Footman and enemy health points comprise the set of state variables; footman target selections are modeled as actions performed at each time step. The domain of each action is the set of enemies in a particular instantiation of the RMDP. A footman's health in the next time step depends on its current health and the health of its enemy. An enemy's health depends on its prior health and an aggregator which counts the number of living footmen who had selected that enemy as their target. A reward is received for each dead enemy at each time step.

Coordination structure and scope of local value functions

Coordination structure in Freecraft tactical domain.

Each footman is related to another footman (its "buddy") in a ring structure (such that footman i is linked to footman ((i+1)%n) and to its enemy. We approximated the value function using local value functions over triples of related variables. In particular, we used triples over each footman's health, its enemy's health, and its buddy's health; and over each footman's health, its enemy's health, and its buddy's enemy's health.

Instantiation of RMDP schema with 3 footmen and 3 enemies for tactical model.

Quality of Policies with Respect to the Model

We solved this model for n=3 and used the resulting class-level weights to generalize to n=4 and n=5.In Monte Carlo simulations of the model, the learned and generalized policies perform very well and exhibit interesting coordination. Footmen concentrate their efforts on single enemies; divide again when the enemy has become weakened and only a few footmen are required to finish it; select new targets on the basis of the threat they pose to particular footmen (that is, the current health of the footmen); and even abandon severely weakened footmen for dead, reasoning that they will be unable to save them and that their enemies, who are unable to select new targets, pose no further threat.

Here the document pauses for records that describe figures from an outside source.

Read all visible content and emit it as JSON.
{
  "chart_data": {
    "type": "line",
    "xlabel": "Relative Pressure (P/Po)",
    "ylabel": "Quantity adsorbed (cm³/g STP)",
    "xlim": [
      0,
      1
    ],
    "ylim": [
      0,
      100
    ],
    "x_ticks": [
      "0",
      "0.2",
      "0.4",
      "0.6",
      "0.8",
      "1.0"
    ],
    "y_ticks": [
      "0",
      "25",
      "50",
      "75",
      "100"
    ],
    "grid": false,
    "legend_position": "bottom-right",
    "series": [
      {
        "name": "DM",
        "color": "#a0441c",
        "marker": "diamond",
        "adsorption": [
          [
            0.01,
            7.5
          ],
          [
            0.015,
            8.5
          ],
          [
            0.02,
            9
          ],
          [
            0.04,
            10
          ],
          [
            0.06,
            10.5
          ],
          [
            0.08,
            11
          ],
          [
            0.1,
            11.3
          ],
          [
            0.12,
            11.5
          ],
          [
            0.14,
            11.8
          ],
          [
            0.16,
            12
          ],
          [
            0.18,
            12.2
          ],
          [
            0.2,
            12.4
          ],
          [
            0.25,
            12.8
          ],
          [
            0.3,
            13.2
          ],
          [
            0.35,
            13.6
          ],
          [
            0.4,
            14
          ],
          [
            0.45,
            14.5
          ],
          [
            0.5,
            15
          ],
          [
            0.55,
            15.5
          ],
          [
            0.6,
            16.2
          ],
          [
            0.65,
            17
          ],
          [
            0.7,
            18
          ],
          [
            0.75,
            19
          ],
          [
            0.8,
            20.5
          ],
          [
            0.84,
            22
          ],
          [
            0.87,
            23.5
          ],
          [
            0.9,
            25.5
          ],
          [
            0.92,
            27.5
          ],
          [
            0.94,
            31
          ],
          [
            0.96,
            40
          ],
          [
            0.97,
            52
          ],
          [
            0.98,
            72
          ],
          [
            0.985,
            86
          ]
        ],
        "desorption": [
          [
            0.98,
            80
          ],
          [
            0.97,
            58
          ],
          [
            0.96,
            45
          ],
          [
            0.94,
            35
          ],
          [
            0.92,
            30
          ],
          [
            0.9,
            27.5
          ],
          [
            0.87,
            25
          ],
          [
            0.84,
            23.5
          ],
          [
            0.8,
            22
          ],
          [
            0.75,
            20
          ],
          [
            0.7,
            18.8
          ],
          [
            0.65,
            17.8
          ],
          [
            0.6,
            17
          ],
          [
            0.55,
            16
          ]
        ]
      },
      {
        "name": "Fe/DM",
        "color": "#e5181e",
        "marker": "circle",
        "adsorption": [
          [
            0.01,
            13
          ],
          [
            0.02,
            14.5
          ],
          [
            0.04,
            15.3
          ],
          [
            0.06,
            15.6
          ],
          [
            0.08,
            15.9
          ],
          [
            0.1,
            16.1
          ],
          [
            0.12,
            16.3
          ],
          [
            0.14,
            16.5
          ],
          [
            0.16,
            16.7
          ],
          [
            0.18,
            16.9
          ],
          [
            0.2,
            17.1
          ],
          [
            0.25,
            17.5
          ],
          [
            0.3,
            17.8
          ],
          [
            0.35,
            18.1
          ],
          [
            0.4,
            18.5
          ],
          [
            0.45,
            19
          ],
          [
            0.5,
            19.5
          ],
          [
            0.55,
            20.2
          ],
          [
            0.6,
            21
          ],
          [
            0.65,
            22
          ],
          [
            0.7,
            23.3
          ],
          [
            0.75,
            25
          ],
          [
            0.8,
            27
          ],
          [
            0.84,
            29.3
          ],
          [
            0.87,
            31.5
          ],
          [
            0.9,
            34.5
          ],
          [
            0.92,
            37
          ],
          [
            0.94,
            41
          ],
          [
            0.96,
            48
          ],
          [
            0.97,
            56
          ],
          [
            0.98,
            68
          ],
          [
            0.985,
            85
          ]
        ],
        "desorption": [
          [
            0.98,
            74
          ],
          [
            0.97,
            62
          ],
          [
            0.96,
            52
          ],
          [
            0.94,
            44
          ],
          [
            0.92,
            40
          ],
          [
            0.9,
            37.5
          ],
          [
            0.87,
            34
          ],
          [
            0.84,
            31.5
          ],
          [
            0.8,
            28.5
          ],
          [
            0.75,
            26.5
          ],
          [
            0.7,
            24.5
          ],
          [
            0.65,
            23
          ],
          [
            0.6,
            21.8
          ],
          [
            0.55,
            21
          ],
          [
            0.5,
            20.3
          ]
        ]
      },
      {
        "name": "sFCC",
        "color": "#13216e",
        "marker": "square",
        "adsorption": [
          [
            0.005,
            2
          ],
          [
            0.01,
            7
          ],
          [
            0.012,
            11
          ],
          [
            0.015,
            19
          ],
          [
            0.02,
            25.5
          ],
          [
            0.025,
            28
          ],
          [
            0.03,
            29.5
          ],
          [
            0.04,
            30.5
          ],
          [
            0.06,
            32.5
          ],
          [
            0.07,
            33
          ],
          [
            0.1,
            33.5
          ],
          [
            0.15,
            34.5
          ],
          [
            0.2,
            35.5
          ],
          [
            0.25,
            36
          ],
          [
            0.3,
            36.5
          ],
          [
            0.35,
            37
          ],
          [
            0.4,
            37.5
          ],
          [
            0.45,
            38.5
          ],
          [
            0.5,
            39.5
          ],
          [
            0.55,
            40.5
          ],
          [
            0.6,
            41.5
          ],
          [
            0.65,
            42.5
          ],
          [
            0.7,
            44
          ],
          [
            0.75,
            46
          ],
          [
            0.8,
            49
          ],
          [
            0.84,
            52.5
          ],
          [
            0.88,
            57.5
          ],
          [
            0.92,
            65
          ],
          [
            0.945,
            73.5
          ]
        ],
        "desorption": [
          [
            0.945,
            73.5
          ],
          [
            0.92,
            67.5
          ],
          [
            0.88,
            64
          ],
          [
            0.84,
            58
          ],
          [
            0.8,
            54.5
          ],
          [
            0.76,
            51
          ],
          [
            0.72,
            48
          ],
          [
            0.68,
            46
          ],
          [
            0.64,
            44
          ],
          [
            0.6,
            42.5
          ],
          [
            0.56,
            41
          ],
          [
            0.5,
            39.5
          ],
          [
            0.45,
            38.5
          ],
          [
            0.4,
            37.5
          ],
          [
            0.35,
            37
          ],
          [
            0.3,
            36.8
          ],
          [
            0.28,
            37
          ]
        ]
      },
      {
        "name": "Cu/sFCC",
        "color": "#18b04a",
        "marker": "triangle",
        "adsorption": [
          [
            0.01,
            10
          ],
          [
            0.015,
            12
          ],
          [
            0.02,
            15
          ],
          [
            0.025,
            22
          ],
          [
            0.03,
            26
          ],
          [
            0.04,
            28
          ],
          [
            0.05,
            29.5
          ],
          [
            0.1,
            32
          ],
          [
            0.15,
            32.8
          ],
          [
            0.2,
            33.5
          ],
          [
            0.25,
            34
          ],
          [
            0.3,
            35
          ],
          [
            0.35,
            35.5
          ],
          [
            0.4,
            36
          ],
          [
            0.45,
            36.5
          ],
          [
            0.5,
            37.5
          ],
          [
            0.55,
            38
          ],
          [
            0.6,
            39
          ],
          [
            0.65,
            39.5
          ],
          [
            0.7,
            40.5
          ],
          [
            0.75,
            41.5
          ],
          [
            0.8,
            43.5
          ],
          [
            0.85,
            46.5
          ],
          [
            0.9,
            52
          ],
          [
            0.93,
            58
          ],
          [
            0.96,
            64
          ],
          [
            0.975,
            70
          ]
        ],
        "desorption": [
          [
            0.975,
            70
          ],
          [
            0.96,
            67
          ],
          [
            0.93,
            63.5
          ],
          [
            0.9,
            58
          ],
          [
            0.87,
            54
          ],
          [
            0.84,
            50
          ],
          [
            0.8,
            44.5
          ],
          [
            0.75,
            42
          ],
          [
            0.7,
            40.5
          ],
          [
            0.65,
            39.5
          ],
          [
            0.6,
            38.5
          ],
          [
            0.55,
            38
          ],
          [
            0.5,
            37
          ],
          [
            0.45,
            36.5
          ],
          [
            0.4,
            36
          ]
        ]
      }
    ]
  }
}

Quality of Policies with Respect to Freecraft

In Freecraft, our policies perform well for n=3. The coordination exhibited in Monte Carlo simulation translates well to Freecraft. Our policy defeats Freecraft's force with two surviving footmen. The coordination strategy generalizes effectively to n=4.For example, all footmen initially focus on a single enemy, and one by one find new targets as the enemy is weakened. Our policy succeeds again with one surviving (but completely healthy) footman. However, the generalized policy performs poorly for n=5, despite its superior performance with respect to the model. Indeed, our model becomes inadequate as n increases, because it does not take into account the distances over which footmen must move to attack a new target, or the possibility that enemies or even other footmen may obstruct their paths. In Freecraft, our footmen become separated from each other and are unable to attack obstructed targets simultaneously. The result is a close contest, but Freecraft ultimately wins.

Videos

For best visualization of these movies, please select the full screen feature in your player.

Planning world

3 footmen and 3 enemies

AVI video

We planned in a model with 3 footmen and 3 enemies. Here the footmen coordinate and are able to kill the enemies, losing only one footman in the process.

Generalization worlds

4 footmen and 4 enemies

AVI video

We generalized our value function to a problem with 4 footmen and 4 enemies. The coordination strategy generalizes very effectively. Note in the video that at first, all footmen attack one enemy. As this enemy weakens, they coordinate, decreasing the number of footmen on this enemy, until only one footman is left. This footman finishes off the enemy, and moves on to the next one.

5 footmen and 5 enemies

AVI video

We then generalized our value function to a problem with 5 footmen and 5 enemies. Here, the footmen also demonstrated interesting coordination. For example, in the beginning 4 footmen attack one enemy and 1 attacks another. Our model says that the probability of killing an enemy with more than 4 footmen is the same as the one with 4 footmen. Although we never planned in a problem with 5 footmen, our generalization captures this characteristic of the model. Unfortunately, at this point, we do not take into account the position of the units. In this example, one unit spends a lot of time trying to reach an enemy. This inefficient causes our policy to lose to Freecraft's one in a close battle.